Weitere Informationen für den Hintergrund:
Berliner Rechnungshof schildert in Kapitel 11 seines Jahresberichtes 2020 die Haushaltsrisiken, die der Bezirk Friedrichshain-Kreuzberg „durch pflichtwidrige Ausübung von Vorkaufsrechten“ eingegangen ist. Wer den Bericht liest, kommt zu den folgenden Schlüssen:
- Der Baustadtrat hat gegenüber der BVV und der Öffentlichkeit die Unwahrheit behauptet. „Entgegen der Pressemitteilung Nr. 177 des Bezirksamts vom 9. August 2019 waren im Zeitpunkt der Vorkaufsausübungen keine Finanzierungszusagen kreditgebender Banken aktenkundig“, heißt es im Bericht.
- Falsch war auch die Behauptung, für den Bezirk bestehe kein finanzielles Risiko. (So steht es in der Bezirksamts-Pressemitteilung. Der Baustadtrat behauptete dies auch auf Nachfrage in der BVV.) Der Rechnungshof stellt zum Vorkaufsrecht zugunsten Dritter klar: „Die Gemeinde haftet dabei für die Verpflichtung aus dem Kaufvertrag neben dem Dritten als Gesamtschuldnerin“.
- Der Baustadtrat hat Vorgaben des Baugesetzbuches ignoriert, nach denen er die finanzielle Leistungsfähigkeit der Genossenschaft hätte prüfen müssen. Das Bezirksamt hat damit seine Pflichten verletzt.

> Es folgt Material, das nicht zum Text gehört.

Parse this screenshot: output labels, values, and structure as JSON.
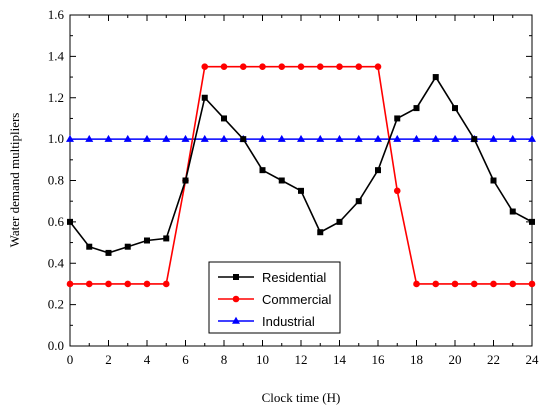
{
  "chart_data": {
    "type": "line",
    "title": "",
    "xlabel": "Clock time (H)",
    "ylabel": "Water demand multipliers",
    "xlim": [
      0,
      24
    ],
    "ylim": [
      0,
      1.6
    ],
    "x_ticks": [
      "0",
      "2",
      "4",
      "6",
      "8",
      "10",
      "12",
      "14",
      "16",
      "18",
      "20",
      "22",
      "24"
    ],
    "y_ticks": [
      "0.0",
      "0.2",
      "0.4",
      "0.6",
      "0.8",
      "1.0",
      "1.2",
      "1.4",
      "1.6"
    ],
    "grid": false,
    "legend_position": "lower-center",
    "x": [
      0,
      1,
      2,
      3,
      4,
      5,
      6,
      7,
      8,
      9,
      10,
      11,
      12,
      13,
      14,
      15,
      16,
      17,
      18,
      19,
      20,
      21,
      22,
      23,
      24
    ],
    "series": [
      {
        "name": "Residential",
        "color": "#000000",
        "marker": "square",
        "values": [
          0.6,
          0.48,
          0.45,
          0.48,
          0.51,
          0.52,
          0.8,
          1.2,
          1.1,
          1.0,
          0.85,
          0.8,
          0.75,
          0.55,
          0.6,
          0.7,
          0.85,
          1.1,
          1.15,
          1.3,
          1.15,
          1.0,
          0.8,
          0.65,
          0.6
        ]
      },
      {
        "name": "Commercial",
        "color": "#ff0000",
        "marker": "circle",
        "values": [
          0.3,
          0.3,
          0.3,
          0.3,
          0.3,
          0.3,
          0.8,
          1.35,
          1.35,
          1.35,
          1.35,
          1.35,
          1.35,
          1.35,
          1.35,
          1.35,
          1.35,
          0.75,
          0.3,
          0.3,
          0.3,
          0.3,
          0.3,
          0.3,
          0.3
        ]
      },
      {
        "name": "Industrial",
        "color": "#0000ff",
        "marker": "triangle",
        "values": [
          1.0,
          1.0,
          1.0,
          1.0,
          1.0,
          1.0,
          1.0,
          1.0,
          1.0,
          1.0,
          1.0,
          1.0,
          1.0,
          1.0,
          1.0,
          1.0,
          1.0,
          1.0,
          1.0,
          1.0,
          1.0,
          1.0,
          1.0,
          1.0,
          1.0
        ]
      }
    ]
  }
}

- Der Baustadtrat hat sich als beratungsresistent erwiesen. Ein bezirksamtsinterner Hinweis, der auf die Prüfpflichten des Bezirksamtes verwies („Die Finanzierung muss im Vorfeld geklärt werden“), wurde offenbar ignoriert. Das Bezirksamt hat sich vor der Vorkaufsausübung intern auch nicht durch das Rechtsamt beraten lassen. Stattdessen hat es einfach behauptet, der Bezirk könne das Vorkaufsrecht widerrufen, ohne dass ihm daraus finanzielle Folgen entstünden. Was nicht stimmte.

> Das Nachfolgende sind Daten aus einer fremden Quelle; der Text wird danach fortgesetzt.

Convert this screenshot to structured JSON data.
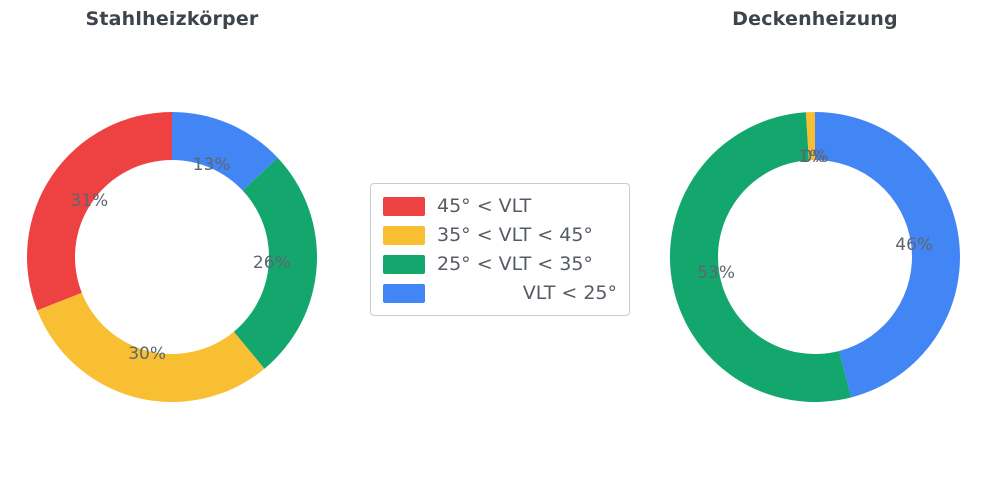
{
  "chart_data": [
    {
      "type": "pie",
      "title": "Stahlheizkörper",
      "hole": 0.669,
      "direction": "clockwise",
      "start_angle_deg": 0,
      "labels": [
        "VLT < 25°",
        "25° < VLT < 35°",
        "35° < VLT < 45°",
        "45° < VLT"
      ],
      "values": [
        13,
        26,
        30,
        31
      ],
      "value_labels": [
        "13%",
        "26%",
        "30%",
        "31%"
      ],
      "colors": [
        "#4285f4",
        "#13a76e",
        "#f9bf33",
        "#ee4242"
      ]
    },
    {
      "type": "pie",
      "title": "Deckenheizung",
      "hole": 0.669,
      "direction": "clockwise",
      "start_angle_deg": 0,
      "labels": [
        "VLT < 25°",
        "25° < VLT < 35°",
        "35° < VLT < 45°",
        "45° < VLT"
      ],
      "values": [
        46,
        53,
        1,
        0
      ],
      "value_labels": [
        "46%",
        "53%",
        "1%",
        "0%"
      ],
      "colors": [
        "#4285f4",
        "#13a76e",
        "#f9bf33",
        "#ee4242"
      ]
    }
  ],
  "legend": {
    "items": [
      {
        "label": "45° < VLT",
        "color": "#ee4242"
      },
      {
        "label": "35° < VLT < 45°",
        "color": "#f9bf33"
      },
      {
        "label": "25° < VLT < 35°",
        "color": "#13a76e"
      },
      {
        "label": "VLT < 25°",
        "color": "#4285f4"
      }
    ]
  }
}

- Auch sonst hat der Baustadtrat quasi einen Alleingang unternommen. So wurde die Beauftragte für den Haushalt im gesamten Verfahren der Vorkaufsausübung nicht beteiligt – ein Verstoß gegen die Landeshaushaltsordnung.

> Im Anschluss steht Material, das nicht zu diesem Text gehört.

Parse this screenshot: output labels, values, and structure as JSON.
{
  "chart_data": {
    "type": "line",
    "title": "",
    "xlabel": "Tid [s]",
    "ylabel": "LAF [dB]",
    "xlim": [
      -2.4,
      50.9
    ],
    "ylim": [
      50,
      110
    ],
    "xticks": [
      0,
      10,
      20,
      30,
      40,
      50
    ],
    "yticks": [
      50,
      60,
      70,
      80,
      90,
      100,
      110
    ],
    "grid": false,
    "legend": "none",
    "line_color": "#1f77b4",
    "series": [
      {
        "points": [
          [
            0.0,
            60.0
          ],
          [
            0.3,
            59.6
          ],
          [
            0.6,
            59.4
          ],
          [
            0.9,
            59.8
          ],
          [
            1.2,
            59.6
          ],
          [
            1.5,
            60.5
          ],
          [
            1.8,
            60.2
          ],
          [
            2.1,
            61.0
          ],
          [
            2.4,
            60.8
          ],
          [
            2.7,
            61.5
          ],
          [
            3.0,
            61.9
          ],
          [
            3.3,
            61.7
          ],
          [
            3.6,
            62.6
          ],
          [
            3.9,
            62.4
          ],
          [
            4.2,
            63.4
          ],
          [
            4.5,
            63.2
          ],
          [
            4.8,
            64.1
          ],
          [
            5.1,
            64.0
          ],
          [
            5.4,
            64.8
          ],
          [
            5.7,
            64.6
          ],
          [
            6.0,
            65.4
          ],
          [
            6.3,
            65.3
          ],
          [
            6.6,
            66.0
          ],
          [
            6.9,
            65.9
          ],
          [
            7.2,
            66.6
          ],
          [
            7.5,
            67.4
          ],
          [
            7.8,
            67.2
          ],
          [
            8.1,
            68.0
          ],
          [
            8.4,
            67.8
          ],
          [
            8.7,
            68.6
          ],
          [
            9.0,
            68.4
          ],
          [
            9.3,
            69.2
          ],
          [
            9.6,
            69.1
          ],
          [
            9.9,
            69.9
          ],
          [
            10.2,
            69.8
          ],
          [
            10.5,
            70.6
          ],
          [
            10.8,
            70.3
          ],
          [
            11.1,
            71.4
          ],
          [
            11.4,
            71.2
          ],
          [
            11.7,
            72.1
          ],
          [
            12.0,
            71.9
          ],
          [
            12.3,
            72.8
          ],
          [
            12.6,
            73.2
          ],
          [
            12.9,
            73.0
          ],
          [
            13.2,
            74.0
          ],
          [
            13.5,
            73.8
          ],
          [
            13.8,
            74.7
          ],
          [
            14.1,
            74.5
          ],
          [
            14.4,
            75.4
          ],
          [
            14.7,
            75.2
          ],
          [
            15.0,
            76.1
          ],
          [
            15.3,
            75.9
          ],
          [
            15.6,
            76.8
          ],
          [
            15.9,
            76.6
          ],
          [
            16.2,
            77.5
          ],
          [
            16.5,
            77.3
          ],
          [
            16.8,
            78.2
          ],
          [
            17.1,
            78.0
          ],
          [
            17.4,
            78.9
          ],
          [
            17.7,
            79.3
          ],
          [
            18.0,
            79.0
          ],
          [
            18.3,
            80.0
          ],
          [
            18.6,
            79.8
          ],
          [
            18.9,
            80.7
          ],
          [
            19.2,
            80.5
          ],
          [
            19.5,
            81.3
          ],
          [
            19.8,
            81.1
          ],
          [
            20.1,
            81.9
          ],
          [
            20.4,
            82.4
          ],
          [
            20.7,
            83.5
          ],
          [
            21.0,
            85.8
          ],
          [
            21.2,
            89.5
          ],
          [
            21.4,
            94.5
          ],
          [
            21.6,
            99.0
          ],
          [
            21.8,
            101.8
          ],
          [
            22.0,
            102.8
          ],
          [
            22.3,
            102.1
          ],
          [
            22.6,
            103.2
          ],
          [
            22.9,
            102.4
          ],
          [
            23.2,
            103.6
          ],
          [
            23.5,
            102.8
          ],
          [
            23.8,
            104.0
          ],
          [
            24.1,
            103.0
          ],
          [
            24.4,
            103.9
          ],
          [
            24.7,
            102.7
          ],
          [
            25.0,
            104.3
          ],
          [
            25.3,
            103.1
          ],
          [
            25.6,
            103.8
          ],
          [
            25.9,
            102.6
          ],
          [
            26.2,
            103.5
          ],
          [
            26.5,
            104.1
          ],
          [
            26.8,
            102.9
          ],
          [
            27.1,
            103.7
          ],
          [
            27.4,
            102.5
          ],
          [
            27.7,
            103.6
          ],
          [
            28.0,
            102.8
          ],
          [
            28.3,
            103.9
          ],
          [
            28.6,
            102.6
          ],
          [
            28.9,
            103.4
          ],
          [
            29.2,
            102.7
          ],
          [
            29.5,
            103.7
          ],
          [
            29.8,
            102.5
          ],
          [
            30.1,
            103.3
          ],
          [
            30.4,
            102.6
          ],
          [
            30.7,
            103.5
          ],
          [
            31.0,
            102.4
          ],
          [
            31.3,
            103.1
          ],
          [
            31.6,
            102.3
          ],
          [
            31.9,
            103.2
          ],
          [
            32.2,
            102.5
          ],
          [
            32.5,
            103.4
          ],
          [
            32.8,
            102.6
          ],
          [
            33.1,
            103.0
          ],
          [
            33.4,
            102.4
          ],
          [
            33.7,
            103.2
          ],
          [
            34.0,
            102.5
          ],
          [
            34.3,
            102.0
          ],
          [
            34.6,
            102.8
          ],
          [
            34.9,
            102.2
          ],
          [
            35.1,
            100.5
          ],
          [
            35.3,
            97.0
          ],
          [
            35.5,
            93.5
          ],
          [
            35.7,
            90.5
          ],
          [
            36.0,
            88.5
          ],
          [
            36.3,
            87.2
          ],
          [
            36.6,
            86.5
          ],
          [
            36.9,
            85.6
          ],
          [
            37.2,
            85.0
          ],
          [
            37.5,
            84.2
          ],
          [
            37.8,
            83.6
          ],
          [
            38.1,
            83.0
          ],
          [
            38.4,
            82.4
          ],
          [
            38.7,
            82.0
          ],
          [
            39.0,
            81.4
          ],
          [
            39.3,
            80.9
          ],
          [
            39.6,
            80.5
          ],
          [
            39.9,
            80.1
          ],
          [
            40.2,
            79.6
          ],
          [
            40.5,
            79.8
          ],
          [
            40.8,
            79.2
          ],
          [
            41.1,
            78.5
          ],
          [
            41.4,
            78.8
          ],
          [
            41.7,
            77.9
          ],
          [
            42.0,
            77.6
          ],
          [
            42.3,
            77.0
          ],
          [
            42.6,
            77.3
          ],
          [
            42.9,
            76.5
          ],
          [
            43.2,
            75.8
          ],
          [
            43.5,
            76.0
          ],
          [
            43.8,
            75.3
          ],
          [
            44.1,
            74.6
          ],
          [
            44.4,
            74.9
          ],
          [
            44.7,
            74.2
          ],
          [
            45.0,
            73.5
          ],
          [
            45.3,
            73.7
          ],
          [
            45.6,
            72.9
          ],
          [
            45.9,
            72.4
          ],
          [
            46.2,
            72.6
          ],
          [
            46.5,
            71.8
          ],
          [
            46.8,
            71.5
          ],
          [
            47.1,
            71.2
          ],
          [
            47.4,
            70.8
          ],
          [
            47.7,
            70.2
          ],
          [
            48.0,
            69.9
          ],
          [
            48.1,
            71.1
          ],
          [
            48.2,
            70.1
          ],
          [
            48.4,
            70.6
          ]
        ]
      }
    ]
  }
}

- Bei ihrer Finanzierungsplanung plante die Diese eG einen öffentlichen Zuschuss ein, für den zu diesem Zeitpunkt noch gar keine gesetzlichen Voraussetzungen geschaffen waren und mit der er von daher nicht hat rechnen können. „Der Zuschussbaustein war bei den ersten fünf Häusern offensichtlich unplausibel“, urteilt der Rechnungshof. „Eine rückwirkende Bezuschussung wäre auch unzulässig gewesen.“ Schmidt hatte in der Vergangenheit versucht, den Finanzsenator zum Sündenbock für sein Scheitern zu machen, indem er ihm indirekt Wortbruch unterstellte. Der von Schmidt verbreiteten Legende widerspricht der Rechnungshof: „Es gab auch keine verbindliche Zusicherung der Senatsverwaltung für Finanzen, die bei der Beurteilung der fachlichen Leistungsfähigkeit des Dritten hätte berücksichtigt werden können.“
- Die Vorkaufsausübungen begründeten eine gesamtschuldnerische Haftung des Bezirks von mehr als 27 Millionen Euro, „die mit einem außerordentlich hohen Eintrittsrisiko behaftet war“.
- Den Bezirk kosteten die Vorgänge, wenn man die voraussichtlich noch zu leistenden Zahlungen mit einbezieht, 270.000 Euro.